Jackie at 16
At 16, Jacqueline Kennedy had a sophisticated wit, and was a surprisingly stylish writer as well.
And that was just in letters to her then-boyfriend. No wonder he kept them!
At 16, Jacqueline Kennedy had a sophisticated wit, and was a surprisingly stylish writer as well.
And that was just in letters to her then-boyfriend. No wonder he kept them!
Long ago, somewhere, I read or heard a story — perhaps apocryphal — about the young Jackie Bouvier, who was dancing at some elegant function with some significant personage when her underpants fell down unexpectedly from under her gown and settled around her ankles.
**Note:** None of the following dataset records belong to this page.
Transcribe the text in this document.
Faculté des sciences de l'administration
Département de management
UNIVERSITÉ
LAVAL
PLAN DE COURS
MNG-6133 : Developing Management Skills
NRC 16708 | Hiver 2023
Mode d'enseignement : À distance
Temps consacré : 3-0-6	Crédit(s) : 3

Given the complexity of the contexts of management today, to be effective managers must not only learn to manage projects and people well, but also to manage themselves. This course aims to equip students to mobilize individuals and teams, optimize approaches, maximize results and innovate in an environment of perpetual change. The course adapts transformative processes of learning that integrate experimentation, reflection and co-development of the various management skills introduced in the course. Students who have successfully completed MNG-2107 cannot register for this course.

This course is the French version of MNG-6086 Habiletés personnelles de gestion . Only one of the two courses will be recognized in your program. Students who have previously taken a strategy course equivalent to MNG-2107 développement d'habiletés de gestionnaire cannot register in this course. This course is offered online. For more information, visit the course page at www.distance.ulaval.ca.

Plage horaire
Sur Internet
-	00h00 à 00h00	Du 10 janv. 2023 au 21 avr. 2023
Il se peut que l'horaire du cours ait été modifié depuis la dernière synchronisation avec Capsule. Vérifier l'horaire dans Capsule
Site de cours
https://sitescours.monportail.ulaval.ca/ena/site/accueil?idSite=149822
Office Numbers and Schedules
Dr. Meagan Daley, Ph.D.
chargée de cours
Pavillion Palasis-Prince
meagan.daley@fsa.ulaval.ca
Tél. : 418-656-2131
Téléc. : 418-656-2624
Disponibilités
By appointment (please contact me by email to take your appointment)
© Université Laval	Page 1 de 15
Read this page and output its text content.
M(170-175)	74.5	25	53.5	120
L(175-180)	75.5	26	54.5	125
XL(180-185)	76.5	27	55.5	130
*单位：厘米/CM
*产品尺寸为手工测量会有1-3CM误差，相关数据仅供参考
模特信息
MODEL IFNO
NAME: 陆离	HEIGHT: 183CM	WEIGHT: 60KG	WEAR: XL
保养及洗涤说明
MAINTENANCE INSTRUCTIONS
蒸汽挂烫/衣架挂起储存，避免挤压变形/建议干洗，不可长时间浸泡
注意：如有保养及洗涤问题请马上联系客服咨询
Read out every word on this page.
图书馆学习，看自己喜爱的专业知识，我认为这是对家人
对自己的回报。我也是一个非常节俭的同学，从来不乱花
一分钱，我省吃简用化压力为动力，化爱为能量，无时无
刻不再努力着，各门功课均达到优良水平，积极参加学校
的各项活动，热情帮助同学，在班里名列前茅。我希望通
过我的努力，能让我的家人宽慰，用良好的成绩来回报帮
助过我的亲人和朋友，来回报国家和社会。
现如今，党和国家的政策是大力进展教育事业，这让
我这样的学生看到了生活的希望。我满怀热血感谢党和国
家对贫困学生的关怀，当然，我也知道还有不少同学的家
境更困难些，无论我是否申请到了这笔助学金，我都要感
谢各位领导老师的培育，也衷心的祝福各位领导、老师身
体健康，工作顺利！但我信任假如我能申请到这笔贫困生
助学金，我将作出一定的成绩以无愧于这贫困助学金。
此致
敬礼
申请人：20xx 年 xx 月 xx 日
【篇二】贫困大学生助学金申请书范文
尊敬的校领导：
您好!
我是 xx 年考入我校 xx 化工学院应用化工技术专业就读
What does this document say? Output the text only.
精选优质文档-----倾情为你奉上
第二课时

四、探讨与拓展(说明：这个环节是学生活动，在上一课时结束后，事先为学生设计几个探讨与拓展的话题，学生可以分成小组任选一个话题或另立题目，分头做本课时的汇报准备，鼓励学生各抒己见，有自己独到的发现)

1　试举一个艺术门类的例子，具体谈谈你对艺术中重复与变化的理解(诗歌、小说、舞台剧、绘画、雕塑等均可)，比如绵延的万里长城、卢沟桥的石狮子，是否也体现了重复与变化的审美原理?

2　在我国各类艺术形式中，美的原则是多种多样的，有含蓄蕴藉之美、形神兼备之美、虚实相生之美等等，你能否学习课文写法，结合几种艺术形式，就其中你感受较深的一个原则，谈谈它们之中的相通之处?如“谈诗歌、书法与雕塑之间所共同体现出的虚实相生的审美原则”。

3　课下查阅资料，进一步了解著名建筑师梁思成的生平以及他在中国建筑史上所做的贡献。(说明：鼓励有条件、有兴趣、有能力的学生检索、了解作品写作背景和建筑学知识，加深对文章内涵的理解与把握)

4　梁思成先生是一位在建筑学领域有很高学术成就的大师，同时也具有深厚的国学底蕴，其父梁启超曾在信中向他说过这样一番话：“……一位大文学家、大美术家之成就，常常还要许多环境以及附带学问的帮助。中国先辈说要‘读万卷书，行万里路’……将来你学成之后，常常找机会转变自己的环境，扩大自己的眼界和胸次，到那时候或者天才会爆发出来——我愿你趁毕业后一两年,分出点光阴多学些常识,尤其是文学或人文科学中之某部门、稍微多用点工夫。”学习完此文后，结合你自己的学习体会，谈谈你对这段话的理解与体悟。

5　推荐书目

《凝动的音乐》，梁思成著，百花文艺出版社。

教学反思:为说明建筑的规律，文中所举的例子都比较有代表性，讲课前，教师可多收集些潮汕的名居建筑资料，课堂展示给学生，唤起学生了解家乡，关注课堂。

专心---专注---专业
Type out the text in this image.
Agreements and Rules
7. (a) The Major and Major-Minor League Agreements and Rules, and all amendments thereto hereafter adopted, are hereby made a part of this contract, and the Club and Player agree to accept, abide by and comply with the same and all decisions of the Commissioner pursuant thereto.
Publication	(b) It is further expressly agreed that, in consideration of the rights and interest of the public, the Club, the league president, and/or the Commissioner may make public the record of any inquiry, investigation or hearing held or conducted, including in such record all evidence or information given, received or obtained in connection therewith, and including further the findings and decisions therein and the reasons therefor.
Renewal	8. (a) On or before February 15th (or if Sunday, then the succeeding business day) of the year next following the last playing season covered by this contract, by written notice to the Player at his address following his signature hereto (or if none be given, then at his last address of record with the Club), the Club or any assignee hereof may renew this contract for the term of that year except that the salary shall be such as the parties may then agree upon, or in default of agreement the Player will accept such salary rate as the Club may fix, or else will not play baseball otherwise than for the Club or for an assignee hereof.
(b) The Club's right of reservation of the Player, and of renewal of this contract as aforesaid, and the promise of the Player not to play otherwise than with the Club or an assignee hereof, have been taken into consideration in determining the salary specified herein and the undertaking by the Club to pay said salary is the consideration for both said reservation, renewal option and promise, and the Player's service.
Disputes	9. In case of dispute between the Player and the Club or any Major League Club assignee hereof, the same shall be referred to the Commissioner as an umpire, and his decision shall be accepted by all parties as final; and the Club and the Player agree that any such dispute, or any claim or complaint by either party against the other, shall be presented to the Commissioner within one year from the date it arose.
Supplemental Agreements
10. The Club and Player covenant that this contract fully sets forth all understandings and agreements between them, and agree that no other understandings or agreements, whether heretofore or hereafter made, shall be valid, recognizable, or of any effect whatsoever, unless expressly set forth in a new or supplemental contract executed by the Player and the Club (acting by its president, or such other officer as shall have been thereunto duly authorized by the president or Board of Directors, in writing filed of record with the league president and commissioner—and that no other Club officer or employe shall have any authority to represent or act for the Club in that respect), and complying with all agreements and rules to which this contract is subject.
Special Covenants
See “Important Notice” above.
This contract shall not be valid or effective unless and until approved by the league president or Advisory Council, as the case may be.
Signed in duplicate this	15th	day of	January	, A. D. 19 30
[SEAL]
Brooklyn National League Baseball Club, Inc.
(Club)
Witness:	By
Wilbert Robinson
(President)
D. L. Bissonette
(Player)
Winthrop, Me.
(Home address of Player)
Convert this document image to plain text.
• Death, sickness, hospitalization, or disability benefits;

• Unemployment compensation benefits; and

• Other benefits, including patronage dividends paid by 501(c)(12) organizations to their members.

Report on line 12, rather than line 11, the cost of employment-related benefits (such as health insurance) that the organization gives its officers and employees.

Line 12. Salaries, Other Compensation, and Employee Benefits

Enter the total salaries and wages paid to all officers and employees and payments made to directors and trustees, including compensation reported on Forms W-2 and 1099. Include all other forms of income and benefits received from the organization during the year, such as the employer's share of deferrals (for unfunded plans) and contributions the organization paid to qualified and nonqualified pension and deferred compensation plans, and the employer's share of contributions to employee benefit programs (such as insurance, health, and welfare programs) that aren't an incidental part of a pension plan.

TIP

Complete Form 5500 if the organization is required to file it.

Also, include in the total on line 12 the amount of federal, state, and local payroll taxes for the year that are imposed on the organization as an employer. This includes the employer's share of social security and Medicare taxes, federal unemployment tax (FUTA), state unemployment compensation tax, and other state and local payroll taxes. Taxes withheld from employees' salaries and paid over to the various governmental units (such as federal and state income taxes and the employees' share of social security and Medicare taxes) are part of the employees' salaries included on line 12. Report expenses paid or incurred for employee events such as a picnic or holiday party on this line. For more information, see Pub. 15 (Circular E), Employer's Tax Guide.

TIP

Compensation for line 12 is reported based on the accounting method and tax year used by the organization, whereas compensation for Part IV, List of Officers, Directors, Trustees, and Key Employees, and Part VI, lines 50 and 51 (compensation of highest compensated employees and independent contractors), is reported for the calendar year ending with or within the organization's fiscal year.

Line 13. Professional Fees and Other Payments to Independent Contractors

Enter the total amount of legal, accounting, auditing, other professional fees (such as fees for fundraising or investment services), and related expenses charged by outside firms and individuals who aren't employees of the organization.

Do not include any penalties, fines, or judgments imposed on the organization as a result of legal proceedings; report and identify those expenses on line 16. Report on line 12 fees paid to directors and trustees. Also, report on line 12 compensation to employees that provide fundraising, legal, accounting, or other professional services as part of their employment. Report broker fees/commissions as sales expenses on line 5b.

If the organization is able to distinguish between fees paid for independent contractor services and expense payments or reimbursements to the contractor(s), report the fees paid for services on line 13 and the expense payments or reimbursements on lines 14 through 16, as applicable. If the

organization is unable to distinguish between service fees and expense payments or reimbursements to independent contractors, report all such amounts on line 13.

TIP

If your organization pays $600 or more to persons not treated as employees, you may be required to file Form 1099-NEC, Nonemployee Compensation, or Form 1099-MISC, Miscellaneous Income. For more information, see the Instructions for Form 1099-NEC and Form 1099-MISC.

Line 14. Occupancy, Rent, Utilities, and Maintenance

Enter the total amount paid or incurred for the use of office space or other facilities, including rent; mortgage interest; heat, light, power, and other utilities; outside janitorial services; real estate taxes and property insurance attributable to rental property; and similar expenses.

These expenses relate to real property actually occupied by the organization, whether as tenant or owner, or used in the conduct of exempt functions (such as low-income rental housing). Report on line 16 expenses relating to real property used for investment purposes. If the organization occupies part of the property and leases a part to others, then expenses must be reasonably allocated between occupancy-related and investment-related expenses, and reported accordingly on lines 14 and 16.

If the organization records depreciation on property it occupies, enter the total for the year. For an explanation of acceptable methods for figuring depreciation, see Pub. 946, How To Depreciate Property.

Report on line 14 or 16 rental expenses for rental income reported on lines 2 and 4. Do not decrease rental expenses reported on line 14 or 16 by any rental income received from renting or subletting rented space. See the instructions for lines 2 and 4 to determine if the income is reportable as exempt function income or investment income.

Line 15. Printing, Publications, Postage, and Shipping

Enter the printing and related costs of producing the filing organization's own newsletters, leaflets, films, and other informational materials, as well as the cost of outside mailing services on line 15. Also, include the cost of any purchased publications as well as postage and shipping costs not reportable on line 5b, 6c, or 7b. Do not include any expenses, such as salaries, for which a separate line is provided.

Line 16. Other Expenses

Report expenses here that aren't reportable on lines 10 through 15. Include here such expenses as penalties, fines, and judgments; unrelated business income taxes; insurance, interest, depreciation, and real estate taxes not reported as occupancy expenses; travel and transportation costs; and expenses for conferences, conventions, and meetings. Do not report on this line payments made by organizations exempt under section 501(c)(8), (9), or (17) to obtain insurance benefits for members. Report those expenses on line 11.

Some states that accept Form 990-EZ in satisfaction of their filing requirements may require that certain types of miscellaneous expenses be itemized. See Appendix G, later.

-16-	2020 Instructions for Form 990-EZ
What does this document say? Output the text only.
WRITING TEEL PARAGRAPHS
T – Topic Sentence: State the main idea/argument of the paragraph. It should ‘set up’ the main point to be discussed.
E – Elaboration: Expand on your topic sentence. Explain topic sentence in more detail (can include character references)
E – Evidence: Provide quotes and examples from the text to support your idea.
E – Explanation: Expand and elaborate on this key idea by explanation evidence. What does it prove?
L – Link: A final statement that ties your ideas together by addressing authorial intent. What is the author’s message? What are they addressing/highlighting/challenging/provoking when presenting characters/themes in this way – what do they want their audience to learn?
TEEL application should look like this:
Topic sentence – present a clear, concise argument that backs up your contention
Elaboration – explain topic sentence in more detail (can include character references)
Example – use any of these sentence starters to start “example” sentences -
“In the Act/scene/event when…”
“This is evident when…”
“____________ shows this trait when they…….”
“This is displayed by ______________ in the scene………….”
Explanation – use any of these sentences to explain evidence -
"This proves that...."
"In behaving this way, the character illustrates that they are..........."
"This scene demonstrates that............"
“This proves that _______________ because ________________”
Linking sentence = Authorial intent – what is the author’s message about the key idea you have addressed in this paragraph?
As the story had it, she simply smiled, stepped out of them, and kept dancing. Poise few could muster!
A childhood friend worked at the Kennedy compound one summer. Jackie was the only adult Kennedy for which he had a good opinion. [Perhaps because she married into the clan.]
And then she married John. Intellect and style can be the least part of what motivates people’s decisions.
And then she married Aristotle. Intellect and style can be the least part of what motivates people’s decisions.
Through the glass darkly, I see a tragic figure. Ms. Bouvier was a bright firefly caught in a spider’s web the moment she became the bride of a Kennedy.